Suena Astor Piazzolla y su Nuevo Octeto. Cae la tarde en el punto en que no distingo el azul del negro, el frío de julio inunda el cielo, inunda el campo, el río, mis piernas y mis brazos. Busco abrigos en el placard, busco calor.
El tema que escucho da un primer plano fantástico a un bandoneón adormecido, que en cadencia suave agiganta poco a poco un espacio que se me hace frío, tocado por un cincuentón con pullover negro de esos que envuelven el cuello. En cada bocanada, entre nota y nota, brota de su interior el vapor de una pasión incontenible por la música que brota y se escapa del tiempo.
Y pienso: "¿Quien podrá descubrir en mi país este compás, podremos en el retortero de la historia lograr una euritmia propia? ¿Qué instrumentos debemos afinar en nuestras almas, en nuestras voces, en cada gesto, para gritar con los pulmones llenos la nación?"
Es fácil quejarse, es más fácil decir yo hago mi parte, es mucho más simple no buscar problemas y cuidar la propia quintita.
No es el tango un poco de tristeza por no escuchar clamores que vienen ahogando adentro el corazón argentino. No es esta sinfonía que siento tan intensa, mía de mi misma mismidad, un llamado, un gemido por actuar, por buscar y decir y proponer.

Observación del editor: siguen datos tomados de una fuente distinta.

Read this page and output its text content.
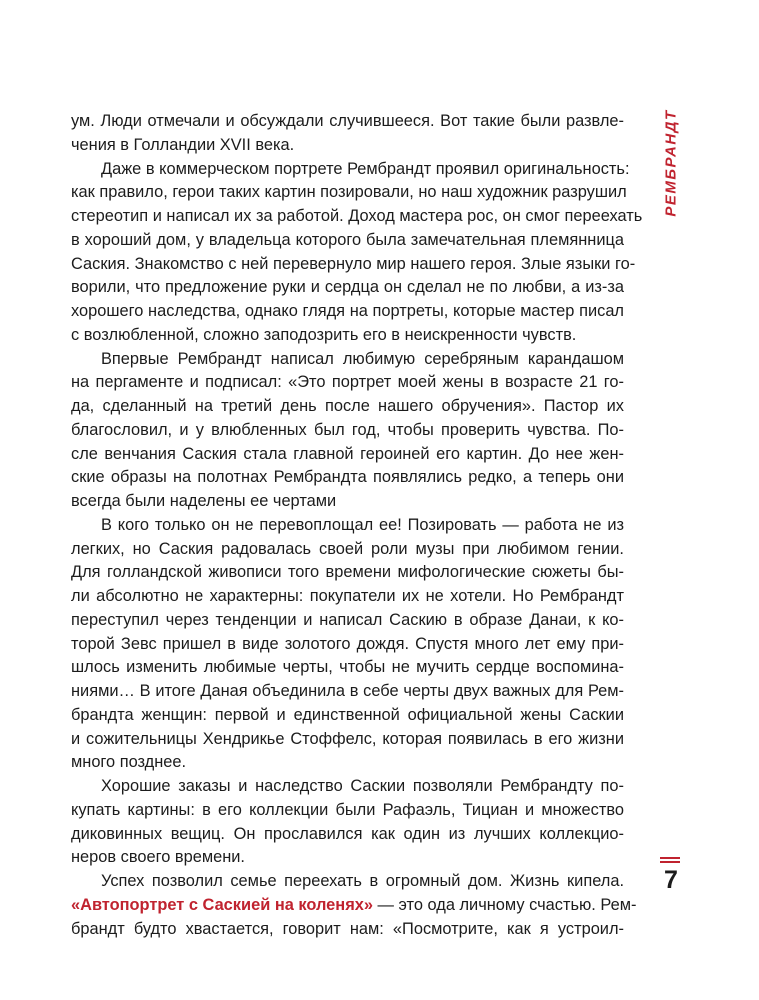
РЕМБРАНДТ
ум. Люди отмечали и обсуждали случившееся. Вот такие были развле-
чения в Голландии XVII века.
Даже в коммерческом портрете Рембрандт проявил оригинальность:
как правило, герои таких картин позировали, но наш художник разрушил
стереотип и написал их за работой. Доход мастера рос, он смог переехать
в хороший дом, у владельца которого была замечательная племянница
Саския. Знакомство с ней перевернуло мир нашего героя. Злые языки го-
ворили, что предложение руки и сердца он сделал не по любви, а из-за
хорошего наследства, однако глядя на портреты, которые мастер писал
с возлюбленной, сложно заподозрить его в неискренности чувств.
Впервые Рембрандт написал любимую серебряным карандашом
на пергаменте и подписал: «Это портрет моей жены в возрасте 21 го-
да, сделанный на третий день после нашего обручения». Пастор их
благословил, и у влюбленных был год, чтобы проверить чувства. По-
сле венчания Саския стала главной героиней его картин. До нее жен-
ские образы на полотнах Рембрандта появлялись редко, а теперь они
всегда были наделены ее чертами
В кого только он не перевоплощал ее! Позировать — работа не из
легких, но Саския радовалась своей роли музы при любимом гении.
Для голландской живописи того времени мифологические сюжеты бы-
ли абсолютно не характерны: покупатели их не хотели. Но Рембрандт
переступил через тенденции и написал Саскию в образе Данаи, к ко-
торой Зевс пришел в виде золотого дождя. Спустя много лет ему при-
шлось изменить любимые черты, чтобы не мучить сердце воспомина-
ниями… В итоге Даная объединила в себе черты двух важных для Рем-
брандта женщин: первой и единственной официальной жены Саскии
и сожительницы Хендрикье Стоффелс, которая появилась в его жизни
много позднее.
Хорошие заказы и наследство Саскии позволяли Рембрандту по-
купать картины: в его коллекции были Рафаэль, Тициан и множество
диковинных вещиц. Он прославился как один из лучших коллекцио-
неров своего времени.
Успех позволил семье переехать в огромный дом. Жизнь кипела.
«Автопортрет с Саскией на коленях» — это ода личному счастью. Рем-
брандт будто хвастается, говорит нам: «Посмотрите, как я устроил-
7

La melancolía de un nuevo tema me impresa de golpe un caminar por extensiones sin fin de una patria grande, de un universo múltiple, diverso, riquísimo. Y el soplo del aire que se hace viento interminable, que me suena como alas desplegadas de cóndor incansable, me invita en un adentro que espera respuestas.
Y vuelvo a pensar (Porque hay cosas que más que pensadas son como emergidas): "Es mi tarea, es mi viaje, es mi canción que debo conectar con el aire, con la extensión, la altura y la anchura de esta mi patria"
Libertango. Arranca con la fuerza de un clamor que empuja hacia adelante.